As I wrote last week, Minnesota Vikings’ wide receiver Percy Harvin is one of the best young talents in the NFC North. But now, just one day after Harvin voiced some very unspecific and very unexpected complaints about his situation in Minnesota, he’s now requested to be traded.
While it remains to be seen if the Vikings even think about moving him, it’s worth considering both what he’s worth and where he’d be the best fit.
Harvin has two years and around $4.5 million left on his rookie contract. It’s a deal that he’s certainly outplayed. In his career he’s amassed over 2600 yards solely on special teams. On offense he’s improved year after year. 2011 saw him 87 passes for almost 1000 yards. He’s one of the games most dynamic play makers, who can make plays on out of the backfield, as a receiver, and on special teams. Requesting a new contract at this point of his career wouldn’t be an absurd notion.
However, multiple sources have stated that his discontent lies solely with his contact, but with the overall situation in Minnesota. That’s understandable as well. Harvin is undersized, but he’s also a very physical player that has taken a beating in his short career. He played in all 16 games last season, but he was battling through rib and shoulder injuries. A player that relies on his speed and has an injury history isn’t going to want to spend the prime of his career on a rebuilding team like the Vikings.
If Minnesota was to trade Harvin, where would he fit best? Because he’s such a playmaker, the Vikings couldn’t take any less than a 2nd round draft pick for him. That’s a big gamble to take on a player who has a lengthy injury history (although he’s only missed three games in his career) and has also dealt with a problematic migraine issue.
Where’s the best fit for the talented play maker? Let’s take a look at some of the possibilities.
Buffalo is one of the best system fits Harvin could ask for. Chan Gailey runs a spread offense with concepts that gives slot receivers tons of opportunities to make big plays. Harvin would also benefit from Stevie Johnson demanding attention from opposing defenses. The days of Harvin being constantly double teamed would likely be over.

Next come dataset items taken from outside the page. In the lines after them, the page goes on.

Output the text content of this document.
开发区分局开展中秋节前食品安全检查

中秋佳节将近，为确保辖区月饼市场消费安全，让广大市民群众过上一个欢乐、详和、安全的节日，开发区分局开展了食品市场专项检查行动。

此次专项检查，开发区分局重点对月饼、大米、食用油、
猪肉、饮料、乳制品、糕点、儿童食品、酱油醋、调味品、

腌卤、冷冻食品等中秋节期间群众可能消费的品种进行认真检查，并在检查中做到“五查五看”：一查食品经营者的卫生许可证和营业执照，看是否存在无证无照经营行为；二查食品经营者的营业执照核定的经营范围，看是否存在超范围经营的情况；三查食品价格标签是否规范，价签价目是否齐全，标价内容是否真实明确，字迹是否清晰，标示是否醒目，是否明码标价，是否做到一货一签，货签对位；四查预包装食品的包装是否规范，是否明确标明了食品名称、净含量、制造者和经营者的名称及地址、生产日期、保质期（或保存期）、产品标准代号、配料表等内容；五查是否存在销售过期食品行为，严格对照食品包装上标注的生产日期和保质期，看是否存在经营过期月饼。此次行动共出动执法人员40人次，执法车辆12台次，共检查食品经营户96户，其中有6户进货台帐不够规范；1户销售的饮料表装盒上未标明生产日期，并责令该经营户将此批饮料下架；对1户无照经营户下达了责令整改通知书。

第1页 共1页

Buffalo isn’t likely to pull the trigger on a deal, however. They’ve already made several big time acquisitions in this off season, and they feel pretty happy with the group of receivers they have now.
Like Buffalo, the Browns will be running an offense that is nearly perfectly suiting to Harvin’s talents. Cleveland has a much bigger need for a play maker than the majority of the league. 2011 showed that there just isn’t much play making talent on the roster and as they look to rebuild, Harvin would be a great piece to add.
Harvin and the Browns are far from a perfect fit, however. Like Minnesota, Cleveland is not going to be a team that will be making much of an impact in 2012. If Harvin wants to be on a team that’s ready to win, he’ll want to go elsewhere.
There’s also the issue of the Browns’ offensive coordinator, Brad Childress. Childress is Harvin’s former head coach from Minnesota and the two have an awful relationship. Their clashes have been well documented, and it’s doubtful the two could work together in Cleveland.
Aside from standout Andre Johnson, the Texans don’t have a ton to work with at wide receiver. Kevin Walter is currently listed as their second option at wide out, and his 474 receiving yards in 2011 aren’t much to get excited about. They need another play maker to take pressure off of Johnson, and Harvin would be that guy.
Harvin would instantly upgrade the Texans’ offense and special teams. Jacoby Jones has been wildly inconsistent and Harvin would bring big play potential Jones simply can’t provide.
Houston also has a strong, veteran locker room that would be able to keep Harvin’s occasional outbursts in check. A mentor like Johnson could very well bring Harvin to the next level, and Harvin’s talents could make Houston favorites to win the AFC.
There’s no question that the Dolphins need wide receivers more than any other team in the league. The addition of Chad Johnson at the most will be a one or two year band aid at the position. Adding Harvin to their offense would bring a more dynamic player and would be a much longer term solution.
Harvin may not fit as well in Miami as he would elsewhere. He’s a player that’s very similar to two current Dolphins, Davone Bess and Reggie Bush. Having three specialty players would certainly provide many interesting options on offense, but the Dolphins would still be lacking a real #1 receiver.
In spite of that, Harvin would still be a solid addition to a wide receiver needy team. Harvin’s play making on offense and special teams could give Dolphins’ defense the help it needs to bring a winning season to Miami.